After the war was over, sometime in the late 1940’s, the US Military stationed personnel on Okinawa. Just as the Japanese had done during the war, our military sought out Master Shimabuku to ask him to teach martial arts to the servicemen who were quartered on the island.
Master Shimabuku agreed to instruct the Americans, which is how we were first introduced to Isshin-Ryu. (His students trained hours upon hours all day long for many months. At that time, Master Shimabuku was teaching in his backyard, and it wasn’t until he opened his first dojo in Agena Village in 1956 that students, regardless of nationality, had a “formal” place to train. Even so, his dojo at that time had no roof and students trained in the weather, rain or shine.) Although he taught many American military personnel over the years, most chose not to continue training upon returning home. However, there were four returning servicemen, in particular, who chose to not only continue their training, but who are responsible for the introduction and development of Isshin-Ryu Karate in the United States.
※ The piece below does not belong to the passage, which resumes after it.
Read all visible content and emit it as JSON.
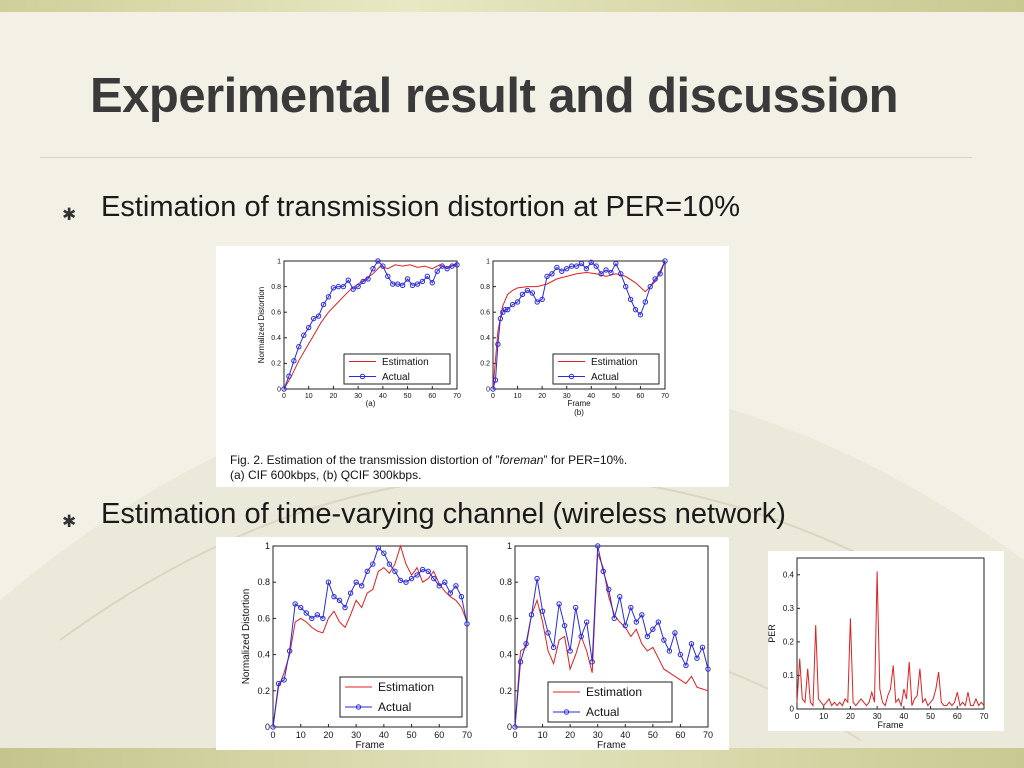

12sm Don Nagle, Steve Armstrong, Harold Mitchum and Harold Long were Master Shimabuku’s best and most serious American students. Taking what they learned from Master Shimabuku on the island, these men returned home to establish dojos in their respective parts of the country, and ultimately, Isshin-Ryu associations of worldwide prominence.
Eventually, each man would establish a lineage that not only embodied the philosophies and teachings of Master Shimabuku, but that served to reflect the core values contained in their own lives.